Larry David — co-creator of “Seinfeld” and creator/star of “Curb Your Enthusiasm” — penned a satirical column for The New York Times this month titled “My Dinner With Adolf,” which lampooned “Real Time” host Bill Maher’s public comments following his dinner at the White House. Maher praised President Donald Trump over things like laughing in casual, private conversation and not ranting maniacally as he is wont to do in public.
David’s satirical column seemed to reference this: “I realized I’d never seen him laugh before. Suddenly he seemed so human. Here I was, prepared to meet Hitler, the one I’d seen and heard — the public Hitler. But this private Hitler was a completely different animal.”
Maher, a longtime Trump critic who says David has been a friend to him, does not seem to appreciate the joke. This can’t be a comfortable position for Maher to find himself in, and he’s insisted that his critics are, in fact, intolerant and part of the problem. “To use the Hitler thing — first of all, I think it’s kind of insulting to six million dead Jews,” Maher told Piers Morgan Thursday. “The minute you play the ‘Hitler’ card, you’ve lost the argument.”
Maher’s wrong, but not necessarily for the reasons you might think. So in the style of his most recognizable routine, here are three new rules that might help him on the journey to enlightenment.

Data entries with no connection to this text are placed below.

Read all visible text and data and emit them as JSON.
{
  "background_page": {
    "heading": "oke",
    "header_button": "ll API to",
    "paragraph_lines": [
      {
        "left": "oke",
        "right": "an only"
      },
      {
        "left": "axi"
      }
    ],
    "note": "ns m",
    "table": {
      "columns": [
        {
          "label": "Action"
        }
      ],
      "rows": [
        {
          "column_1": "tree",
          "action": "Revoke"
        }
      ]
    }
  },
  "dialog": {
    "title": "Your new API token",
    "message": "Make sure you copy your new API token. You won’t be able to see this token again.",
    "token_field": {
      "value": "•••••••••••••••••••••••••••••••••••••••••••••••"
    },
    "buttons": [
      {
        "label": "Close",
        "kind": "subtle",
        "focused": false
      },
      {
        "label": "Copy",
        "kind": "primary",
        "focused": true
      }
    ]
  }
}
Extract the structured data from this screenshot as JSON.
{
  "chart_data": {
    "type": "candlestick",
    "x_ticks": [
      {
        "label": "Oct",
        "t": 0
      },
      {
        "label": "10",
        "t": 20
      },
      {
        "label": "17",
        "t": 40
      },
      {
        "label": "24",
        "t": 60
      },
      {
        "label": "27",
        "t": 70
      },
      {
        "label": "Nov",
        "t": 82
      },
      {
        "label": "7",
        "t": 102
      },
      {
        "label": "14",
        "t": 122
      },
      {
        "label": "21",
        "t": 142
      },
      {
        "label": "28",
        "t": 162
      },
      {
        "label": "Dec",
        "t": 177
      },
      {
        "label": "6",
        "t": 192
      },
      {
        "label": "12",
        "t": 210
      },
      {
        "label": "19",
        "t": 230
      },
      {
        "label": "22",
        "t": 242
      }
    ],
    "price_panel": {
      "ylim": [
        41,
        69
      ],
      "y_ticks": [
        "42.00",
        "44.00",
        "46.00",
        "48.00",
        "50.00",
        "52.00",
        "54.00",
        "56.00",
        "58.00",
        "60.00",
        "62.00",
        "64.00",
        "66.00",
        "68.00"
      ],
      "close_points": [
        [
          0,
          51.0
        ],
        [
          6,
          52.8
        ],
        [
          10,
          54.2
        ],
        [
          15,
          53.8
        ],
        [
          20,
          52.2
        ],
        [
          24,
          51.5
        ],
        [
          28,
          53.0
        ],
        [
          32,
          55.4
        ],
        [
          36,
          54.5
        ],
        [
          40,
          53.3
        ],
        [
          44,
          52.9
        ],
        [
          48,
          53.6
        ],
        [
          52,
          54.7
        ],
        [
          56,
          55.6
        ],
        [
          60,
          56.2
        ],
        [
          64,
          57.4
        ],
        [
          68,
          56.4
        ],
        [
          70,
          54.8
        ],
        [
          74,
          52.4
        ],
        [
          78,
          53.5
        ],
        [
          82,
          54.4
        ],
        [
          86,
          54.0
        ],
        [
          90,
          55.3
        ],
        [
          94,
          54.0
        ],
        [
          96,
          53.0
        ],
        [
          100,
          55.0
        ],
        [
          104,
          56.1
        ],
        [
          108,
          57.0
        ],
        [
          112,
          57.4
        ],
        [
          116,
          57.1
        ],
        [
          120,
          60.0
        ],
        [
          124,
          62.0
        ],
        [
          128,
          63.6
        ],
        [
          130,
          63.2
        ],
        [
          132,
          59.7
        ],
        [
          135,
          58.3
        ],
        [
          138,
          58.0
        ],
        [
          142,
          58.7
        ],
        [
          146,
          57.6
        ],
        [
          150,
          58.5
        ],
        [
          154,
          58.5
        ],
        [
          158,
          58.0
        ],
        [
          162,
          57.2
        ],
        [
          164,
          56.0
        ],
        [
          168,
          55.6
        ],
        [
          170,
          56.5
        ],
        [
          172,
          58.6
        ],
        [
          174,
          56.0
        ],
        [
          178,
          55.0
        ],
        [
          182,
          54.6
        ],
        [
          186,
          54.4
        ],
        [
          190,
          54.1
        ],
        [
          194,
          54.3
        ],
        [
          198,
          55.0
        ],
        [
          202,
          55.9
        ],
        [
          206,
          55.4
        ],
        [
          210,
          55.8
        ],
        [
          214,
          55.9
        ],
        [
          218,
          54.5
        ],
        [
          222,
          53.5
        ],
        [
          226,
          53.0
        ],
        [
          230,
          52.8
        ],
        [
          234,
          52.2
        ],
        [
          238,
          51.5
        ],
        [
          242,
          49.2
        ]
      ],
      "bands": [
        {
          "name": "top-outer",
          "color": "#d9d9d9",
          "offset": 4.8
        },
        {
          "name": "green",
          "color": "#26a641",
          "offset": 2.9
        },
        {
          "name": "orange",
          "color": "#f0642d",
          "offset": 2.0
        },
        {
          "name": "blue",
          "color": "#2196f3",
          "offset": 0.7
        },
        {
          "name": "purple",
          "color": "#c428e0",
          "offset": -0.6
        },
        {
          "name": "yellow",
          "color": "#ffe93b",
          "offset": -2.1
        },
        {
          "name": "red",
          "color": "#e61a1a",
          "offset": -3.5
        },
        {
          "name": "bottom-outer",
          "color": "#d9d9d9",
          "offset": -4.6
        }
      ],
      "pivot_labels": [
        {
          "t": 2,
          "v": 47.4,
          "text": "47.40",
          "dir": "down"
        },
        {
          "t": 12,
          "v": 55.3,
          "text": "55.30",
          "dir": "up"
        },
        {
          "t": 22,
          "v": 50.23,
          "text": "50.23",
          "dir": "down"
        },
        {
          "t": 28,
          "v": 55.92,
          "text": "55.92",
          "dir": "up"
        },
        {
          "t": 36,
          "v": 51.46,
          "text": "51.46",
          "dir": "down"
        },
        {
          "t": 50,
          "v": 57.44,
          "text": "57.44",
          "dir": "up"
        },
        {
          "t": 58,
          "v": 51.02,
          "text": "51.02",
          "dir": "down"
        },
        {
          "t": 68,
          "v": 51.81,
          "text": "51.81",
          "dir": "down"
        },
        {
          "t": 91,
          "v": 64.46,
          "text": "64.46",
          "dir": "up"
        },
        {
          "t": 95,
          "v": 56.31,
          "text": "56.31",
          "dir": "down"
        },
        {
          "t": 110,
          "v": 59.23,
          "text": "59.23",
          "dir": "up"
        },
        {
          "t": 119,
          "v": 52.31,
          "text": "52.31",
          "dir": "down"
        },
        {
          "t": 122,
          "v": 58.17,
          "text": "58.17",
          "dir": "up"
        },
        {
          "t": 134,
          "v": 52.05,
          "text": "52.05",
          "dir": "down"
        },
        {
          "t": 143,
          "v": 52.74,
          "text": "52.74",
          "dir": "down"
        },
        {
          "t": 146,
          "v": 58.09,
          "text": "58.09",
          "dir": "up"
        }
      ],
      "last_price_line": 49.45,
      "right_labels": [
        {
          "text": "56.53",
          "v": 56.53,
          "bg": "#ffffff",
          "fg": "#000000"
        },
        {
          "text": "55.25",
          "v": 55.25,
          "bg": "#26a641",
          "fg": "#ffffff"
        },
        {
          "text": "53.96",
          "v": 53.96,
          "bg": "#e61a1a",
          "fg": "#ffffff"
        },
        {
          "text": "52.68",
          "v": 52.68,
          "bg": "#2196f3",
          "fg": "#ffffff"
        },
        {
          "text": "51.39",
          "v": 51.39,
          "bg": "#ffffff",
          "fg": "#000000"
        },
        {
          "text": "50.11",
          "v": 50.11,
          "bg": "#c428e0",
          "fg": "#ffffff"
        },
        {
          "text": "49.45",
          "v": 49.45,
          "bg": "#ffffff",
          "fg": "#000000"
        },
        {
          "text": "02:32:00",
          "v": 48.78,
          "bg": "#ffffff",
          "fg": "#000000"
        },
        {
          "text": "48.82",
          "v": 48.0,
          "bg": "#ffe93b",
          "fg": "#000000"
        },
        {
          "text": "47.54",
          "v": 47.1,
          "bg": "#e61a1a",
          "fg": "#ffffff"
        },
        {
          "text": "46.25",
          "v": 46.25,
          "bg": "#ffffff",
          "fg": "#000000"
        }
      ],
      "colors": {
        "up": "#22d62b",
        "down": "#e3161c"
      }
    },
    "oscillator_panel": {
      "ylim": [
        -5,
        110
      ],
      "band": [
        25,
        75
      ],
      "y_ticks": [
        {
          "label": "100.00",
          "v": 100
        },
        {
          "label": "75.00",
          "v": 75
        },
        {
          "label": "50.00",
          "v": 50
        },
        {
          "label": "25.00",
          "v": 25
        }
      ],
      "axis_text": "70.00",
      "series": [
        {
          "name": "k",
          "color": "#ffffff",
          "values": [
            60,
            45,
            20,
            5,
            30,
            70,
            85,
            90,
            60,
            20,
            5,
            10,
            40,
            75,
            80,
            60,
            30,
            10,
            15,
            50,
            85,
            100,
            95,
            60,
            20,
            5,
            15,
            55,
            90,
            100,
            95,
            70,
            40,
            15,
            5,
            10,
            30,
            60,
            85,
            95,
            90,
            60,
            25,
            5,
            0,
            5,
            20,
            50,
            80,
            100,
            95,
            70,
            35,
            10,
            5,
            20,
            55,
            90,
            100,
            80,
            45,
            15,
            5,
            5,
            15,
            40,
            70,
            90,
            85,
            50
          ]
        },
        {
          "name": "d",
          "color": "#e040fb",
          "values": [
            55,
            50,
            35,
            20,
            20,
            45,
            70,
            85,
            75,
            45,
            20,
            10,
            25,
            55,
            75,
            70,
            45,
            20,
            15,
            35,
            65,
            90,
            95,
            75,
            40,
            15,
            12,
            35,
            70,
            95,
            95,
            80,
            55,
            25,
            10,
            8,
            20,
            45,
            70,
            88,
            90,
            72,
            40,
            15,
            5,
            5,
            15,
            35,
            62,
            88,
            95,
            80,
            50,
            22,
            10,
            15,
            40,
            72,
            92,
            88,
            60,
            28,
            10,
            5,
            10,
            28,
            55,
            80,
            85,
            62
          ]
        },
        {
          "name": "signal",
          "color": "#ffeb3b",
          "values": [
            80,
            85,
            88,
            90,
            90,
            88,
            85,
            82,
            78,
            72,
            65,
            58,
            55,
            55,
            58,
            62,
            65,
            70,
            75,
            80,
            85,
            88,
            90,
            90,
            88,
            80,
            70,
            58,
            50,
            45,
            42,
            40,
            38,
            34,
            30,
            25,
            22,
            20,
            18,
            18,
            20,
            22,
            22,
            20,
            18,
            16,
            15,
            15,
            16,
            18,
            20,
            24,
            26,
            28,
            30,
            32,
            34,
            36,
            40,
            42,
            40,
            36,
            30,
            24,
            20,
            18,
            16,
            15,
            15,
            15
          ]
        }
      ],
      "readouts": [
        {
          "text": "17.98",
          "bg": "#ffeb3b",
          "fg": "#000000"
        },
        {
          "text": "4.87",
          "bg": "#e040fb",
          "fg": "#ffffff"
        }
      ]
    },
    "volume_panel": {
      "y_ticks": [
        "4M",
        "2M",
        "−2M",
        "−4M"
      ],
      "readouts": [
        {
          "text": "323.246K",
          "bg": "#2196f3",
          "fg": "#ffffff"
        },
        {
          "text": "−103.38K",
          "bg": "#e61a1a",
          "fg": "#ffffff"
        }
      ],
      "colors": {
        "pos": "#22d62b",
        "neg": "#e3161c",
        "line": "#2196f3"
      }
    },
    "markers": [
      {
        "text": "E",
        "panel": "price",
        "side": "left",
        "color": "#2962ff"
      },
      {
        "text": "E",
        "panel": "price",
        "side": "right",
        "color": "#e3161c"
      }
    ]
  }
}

New Rule #1: If you’re going to build your image of being a take-no-prisoners, “politically incorrect,” “anti-woke,” anti-sensitivity culture comic, don’t tone-police your peers’ political satire or put Hitler jokes in a comedic no-go zone.
Maher’s also taking offense to a joke premise written by Larry David, who co-created a show with a legendary episode called “The Soup Nazi,” another show with frequent Hitler and Holocaust jokes — including a Nazi dog — and who made a controversial concentration camp joke in a “Saturday Night Live” monologue. Were all of his Hitler jokes kosher until he included Maher in one?
New Rule #2: If you’re going to justify your White House dinner with Kid Rock and Trump as “reporting” — then come out with a bigger scoop than Trump occasionally laughs in private conversations with celebrities.
Maher said he heard Trump admit in the White House that he lost the 2020 election. And, Maher added, Trump “didn’t get mad” when the comic pointed out that fact.
That’s kind of a big deal! Especially since Trump has lied about it for five years, attempted a self-coup over it and convinced almost half the country that this incredibly consequential lie is the truth. That he was “not mad” at a private dinner doesn’t matter at all. He was quite mad about losing the election, which is why he continues to poison American politics with his big lie about it to this day.
Maher claims to fearlessly speak truth to power and to be brave enough to break bread with his political adversaries. I’d ask Maher — in the event he gets another White House invite — to please, for America, politely ask his host if he’d consider doing the patriotic thing and stop misleading tens of millions of his followers and eroding trust in American elections. Then, Maher could let us know what the president says. That’s news we can use!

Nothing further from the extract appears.